A team of 80 vineyard workers tends to the Ornellaia estate, which is divided into 90 parcels, grouped by grape variety and soil type. Each is harvested, fermented and aged separately before the final blend is determined. Such nth-degree management is possible when a bottle of your wine comes with a $275 price tag in Canada. And that attentiveness also shapes Le Serre Nuove dell’Ornellaia, which was introduced in 1997 as the second wine of the estate.
Produced with grapes grown on younger vines, Le Serre Nuove was established to be a ripe and approachable red, but in outstanding vintages, such as 2021, it can rival the potency and polish of its big brother at a third of the price. Ornellaia also produces Le Volte dell’Ornellaia, a blend bottled as a Tuscan red wine, which is appealingly supple, savoury and spicy, consistently enjoyable and sells in the $30 range.
Ornellaia 2021 is featured as part of the May 25 Vintages release online and at select LCBO outlets and will be released in the fall in British Columbia and Alberta. Another Ontario release is scheduled for late September. It is recommended alongside three other red wines with tremendous potential for aging.

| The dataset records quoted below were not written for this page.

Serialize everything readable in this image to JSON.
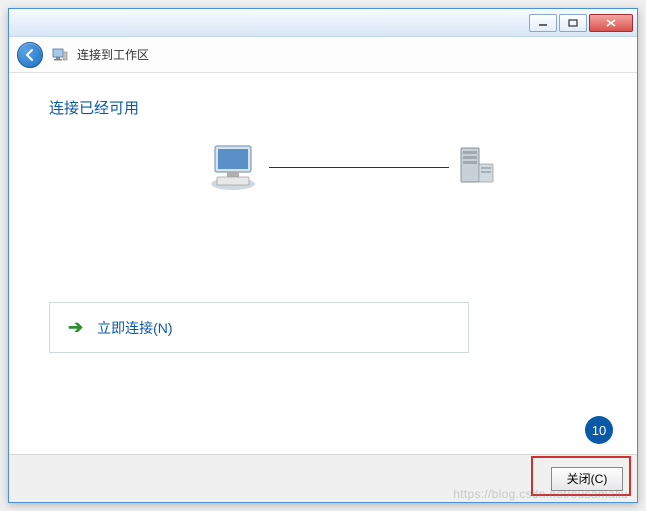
{
  "titlebar": {
    "minimize_tooltip": "最小化",
    "maximize_tooltip": "最大化",
    "close_tooltip": "关闭"
  },
  "header": {
    "title": "连接到工作区",
    "back_tooltip": "返回"
  },
  "content": {
    "heading": "连接已经可用",
    "option_label": "立即连接(N)"
  },
  "footer": {
    "close_button": "关闭(C)"
  },
  "annotation": {
    "step_number": "10"
  },
  "watermark": "https://blog.csdn.net/ousamaliu"
}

Duckhorn Napa Valley Cabernet Sauvignon 2021 (United States), $94.95
Duckhorn’s classic cabernet expresses benchmark Napa power and generosity. There’s a core of ripe dark fruit that’s rounded out by cedary and spicy oak-derived flavours. Appealingly smooth and complete, this medium-bodied red wine checks all the boxes, but could use some drama. More time in bottle will see that sweet fruit character turn savoury and more complex in nature. Drink now to 2030. Available at the above price in Ontario, $98.99 in British Columbia, various prices in Alberta, $93.99 in Saskatchewan, $94.75 in Quebec (2020 vintage), $112 in Nova Scotia, $104.99 in Newfoundland (2018 vintage).
Henschke Keyneton Euphonium 2018 (Australia), $79
Originally launched in 1958 as Henschke Dry Red, this ripe and plush blend of shiraz, cabernet sauvignon, cabernet franc and merlot is made with grapes grown throughout the Barossa in South Australia. Its full-bodied style makes the most of its core of sweet dark fruit, which gains complexity from peppery and meaty notes. Beautifully balanced and structured, this promises to age gracefully. Drink now to 2043. Available at the above price in Ontario, various prices in British Columbia and Alberta, $79 in Quebec, $82.49 in Nova Scotia.
Le Serre Nuove dell’Ornellaia 2021 (Italy), $78.95
Le Serre Nuove’s blend centres on merlot, with cabernet sauvignon, cabernet franc and petit verdot, to make the red wine more approachable when it’s young. It’s ripe and engaging with satisfying fragrance, flavour and freshness; a second wine that’s riding shotgun. Fine-grained tannins contribute to the supple texture and a long, expressive finish adds to the harmony and balance. Drink now to 2040. Available at the above price in Ontario, $79.99 in British Columbia, $79.75 in Quebec, $80.23 in New Brunswick, $71.29 in Nova Scotia.
Ornellaia 2021 (Italy), $276.95
Ornellaia always commands attention, but the 2021 vintage is sure to push collectors’ enthusiasm to new heights. There’s an immediacy of appeal here, with an intensely perfumed nose suggesting a mix of ripe dark fruit, mint, sage, mocha and spicy notes. The layers of flavours are rich and refreshing, making this structured and balanced red blend expressive and enjoyable upon release. There might be temptation to open now, but there’s more complexity to come. Drink 2030 to 2050. Available at the above price in Ontario.